What if Neural Networks had SVDs?
Table of Contents
[Summar of paper: What if Neural Networks had SVDs? by Alexander Mathiasen, et. al.]
1. Weights in SVD Representation
Sometimes we might need SVD of weights of the Neural Network layers. Few cases are:
- to reduce the rank of the weight matrix 1 which is then useful for model compression,
- or to stablize training of RNNs 2,
- or maybe we want to do other matrix operations (e.g. inverse) to the weight matrix.
To achieve this we could train the network normally and then compute the SVD later. But computing SVD is costly and this may not make sense for our use case.
Another approach is to represent the weight matrix of a layer (\(W \in \mathbb{R}^{d \times d}\)) in decomposed form.
Let \(W = U \Sigma V^T\) be the weight matrix and \(U, V \in \mathbb{R}^{d \times m}, \Sigma \in \mathbb{R}^{m \times m}\) be the SVD parameters. The goal is to then perform gradient descent to \(W\) while preserving SVD. Consider the update:
\begin{equation*} U' = U - \eta \nabla_{U}, \Sigma' = \Sigma - \eta \nabla_{\Sigma}, V' = V - \eta \nabla_{V} \end{equation*}The updates preserve the diagonal property of \(\Sigma\), but the orthogonality of \(U\) and \(V\) is not preserved.
One approach for training would then be to use regularization 1 to ensure orthogonality of the \(U\) and \(V\) matrices. But this is approximate. The approach adopted in this paper, called FastH
is exact and fast.
2. U and V in Householder Representation
If we represent the orthogonal matrices \(U\) and \(V\) as product of Householder matrices as:
\begin{equation*} U = \Pi_{i=1}^{d} H_i \ ; H_i = I - 2 \frac {v_i v_i^T} {||v_i||_2^2} \end{equation*}Then updates \(v_i \leftarrow v_i - \eta \nabla_{v_i}\) preserves the orthogonality of \(U\).
Now however, we have a different problem. The time to compute the forward pass (say with input \(X\)) has increased because previously we needed only to compute a single matrix product \(UX\) but now we need to compute product with of \(d\) Householder matrices \((\Pi_i H_i) X\) sequentially.
Note that the computational complexity remains same because a single product with householder matrix (\(H_iX\)) can be done in \(O(dm)\) time and thus \(\Pi_i H_i X\) takes \(O(d^2m)\) time which is same as for \(UX\). But the run time in GPUs is increased because of the sequential nature of the products.

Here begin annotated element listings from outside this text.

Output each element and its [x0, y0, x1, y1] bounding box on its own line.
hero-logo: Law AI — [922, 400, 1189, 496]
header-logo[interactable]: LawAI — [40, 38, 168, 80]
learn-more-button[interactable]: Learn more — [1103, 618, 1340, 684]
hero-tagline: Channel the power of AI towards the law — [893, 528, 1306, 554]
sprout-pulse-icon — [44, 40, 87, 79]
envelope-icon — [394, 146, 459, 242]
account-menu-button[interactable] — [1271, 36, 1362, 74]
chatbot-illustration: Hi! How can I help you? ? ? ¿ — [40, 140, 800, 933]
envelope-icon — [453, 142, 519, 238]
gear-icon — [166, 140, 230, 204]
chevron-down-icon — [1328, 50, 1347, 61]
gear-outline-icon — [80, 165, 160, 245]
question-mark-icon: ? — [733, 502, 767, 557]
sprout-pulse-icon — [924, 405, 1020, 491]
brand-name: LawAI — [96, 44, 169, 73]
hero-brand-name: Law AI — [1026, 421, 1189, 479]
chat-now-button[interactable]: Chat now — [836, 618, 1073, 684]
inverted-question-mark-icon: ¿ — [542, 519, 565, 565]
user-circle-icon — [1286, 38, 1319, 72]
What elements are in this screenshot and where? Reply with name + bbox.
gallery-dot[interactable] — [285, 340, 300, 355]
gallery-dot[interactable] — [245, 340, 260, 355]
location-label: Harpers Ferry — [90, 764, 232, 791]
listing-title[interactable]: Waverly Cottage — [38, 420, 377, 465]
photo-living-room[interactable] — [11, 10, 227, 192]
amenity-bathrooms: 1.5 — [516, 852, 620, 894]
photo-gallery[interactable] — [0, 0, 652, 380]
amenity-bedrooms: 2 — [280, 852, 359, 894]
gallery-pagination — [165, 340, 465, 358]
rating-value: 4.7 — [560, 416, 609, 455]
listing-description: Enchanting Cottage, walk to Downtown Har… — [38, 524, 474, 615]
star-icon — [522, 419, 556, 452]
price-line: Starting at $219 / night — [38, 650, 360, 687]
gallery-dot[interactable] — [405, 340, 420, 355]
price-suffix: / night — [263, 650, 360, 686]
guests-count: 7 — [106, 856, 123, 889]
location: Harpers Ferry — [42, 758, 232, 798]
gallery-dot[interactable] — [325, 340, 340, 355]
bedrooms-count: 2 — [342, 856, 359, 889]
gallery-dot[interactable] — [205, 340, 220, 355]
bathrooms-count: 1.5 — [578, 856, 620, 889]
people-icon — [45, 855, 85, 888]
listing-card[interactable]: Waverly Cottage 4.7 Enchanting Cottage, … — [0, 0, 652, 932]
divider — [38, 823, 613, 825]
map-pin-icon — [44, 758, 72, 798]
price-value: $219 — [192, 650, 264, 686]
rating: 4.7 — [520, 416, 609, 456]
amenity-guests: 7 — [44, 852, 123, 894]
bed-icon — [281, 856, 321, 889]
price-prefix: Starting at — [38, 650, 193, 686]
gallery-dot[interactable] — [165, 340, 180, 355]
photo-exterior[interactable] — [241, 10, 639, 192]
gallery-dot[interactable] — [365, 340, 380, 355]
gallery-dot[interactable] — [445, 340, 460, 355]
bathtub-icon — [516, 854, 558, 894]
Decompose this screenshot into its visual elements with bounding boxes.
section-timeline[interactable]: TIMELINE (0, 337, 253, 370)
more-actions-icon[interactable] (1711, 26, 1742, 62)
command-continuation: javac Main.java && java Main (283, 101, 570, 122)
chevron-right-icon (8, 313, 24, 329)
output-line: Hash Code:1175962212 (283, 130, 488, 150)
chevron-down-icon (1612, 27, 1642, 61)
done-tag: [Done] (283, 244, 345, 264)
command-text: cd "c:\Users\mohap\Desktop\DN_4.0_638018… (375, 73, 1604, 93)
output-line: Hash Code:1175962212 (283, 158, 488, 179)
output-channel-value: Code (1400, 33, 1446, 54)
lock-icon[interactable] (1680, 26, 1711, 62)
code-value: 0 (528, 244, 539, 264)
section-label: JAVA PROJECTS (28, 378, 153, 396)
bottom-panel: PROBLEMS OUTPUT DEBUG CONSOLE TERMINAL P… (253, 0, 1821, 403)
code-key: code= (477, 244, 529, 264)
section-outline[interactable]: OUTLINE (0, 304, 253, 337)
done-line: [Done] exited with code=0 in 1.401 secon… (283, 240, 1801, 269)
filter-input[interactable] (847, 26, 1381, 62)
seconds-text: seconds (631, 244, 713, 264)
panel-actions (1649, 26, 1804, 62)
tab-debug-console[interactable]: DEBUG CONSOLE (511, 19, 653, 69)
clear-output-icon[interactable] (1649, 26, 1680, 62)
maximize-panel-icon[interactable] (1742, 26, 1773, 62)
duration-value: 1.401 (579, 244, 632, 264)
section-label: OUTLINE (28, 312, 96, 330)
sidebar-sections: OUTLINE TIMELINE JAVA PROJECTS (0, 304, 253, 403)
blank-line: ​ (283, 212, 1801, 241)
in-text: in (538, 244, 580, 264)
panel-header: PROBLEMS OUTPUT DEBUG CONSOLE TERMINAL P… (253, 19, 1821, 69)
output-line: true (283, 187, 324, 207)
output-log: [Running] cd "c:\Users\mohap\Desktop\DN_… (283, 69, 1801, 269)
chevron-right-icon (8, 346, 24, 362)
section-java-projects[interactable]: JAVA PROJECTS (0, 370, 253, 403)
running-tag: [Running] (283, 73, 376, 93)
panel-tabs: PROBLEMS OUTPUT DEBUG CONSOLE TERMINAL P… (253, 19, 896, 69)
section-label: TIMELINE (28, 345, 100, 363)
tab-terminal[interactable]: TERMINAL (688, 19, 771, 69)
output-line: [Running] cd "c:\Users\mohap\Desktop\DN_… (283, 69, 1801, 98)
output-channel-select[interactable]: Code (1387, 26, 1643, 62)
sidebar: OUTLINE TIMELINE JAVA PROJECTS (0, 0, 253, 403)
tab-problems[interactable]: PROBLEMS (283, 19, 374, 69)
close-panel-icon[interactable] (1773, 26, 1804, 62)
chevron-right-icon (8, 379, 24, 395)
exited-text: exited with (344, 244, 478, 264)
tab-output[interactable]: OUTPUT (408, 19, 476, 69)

3. Parallelizing Householder products
FastH
algorithms solves this problem with the same \(O(d^2m)\) complexity but with \(O(d/m + m)\) sequential matrix-matrix operations instead of \(O(d)\) sequential vector-vector operation.
The approach is to divide the \(d\) householder matrices into \(m\) groups (assume that \(m\) divides \(d\) evenly), then
for each group compute the product of the householder matrices in that group. There are \(q=d/m\) matrices in each group, so:
\(P_k = \Pi_{i=kq}^{(k+1)q} H_i\)
Each \(P_k\) can be computed in total \(O(dm^2)\) time with \(O(d/m)\) sequential steps. So for \(d/m\) matrices it takes \(O(d^2m)\) steps in total with \(O(d/m)\) sequential steps.
- Sequentially multiply the \(P_k\) matrix with \(X\). Each step takes \(O(d m^2)\) and thus \(O(d^2 m)\) in total. But since there are only \(m\) number of \(P_k\) matrices, there are only \(O(m)\) sequential steps.
Thus although the total complexity is \(O(d^2m)\) the number of sequential steps is \(O(d/m + m)\).
Similarly, the backward pass can also be computed in same complexity.
Footnotes:
Learning Low-rank Deep Neural Networks via Singular Vector Orthogonality Regularization and Singular Value Sparsification, CVPR Workshop.
This paper uses SVD representation of Weights to train a CNN and get a low rank NNs.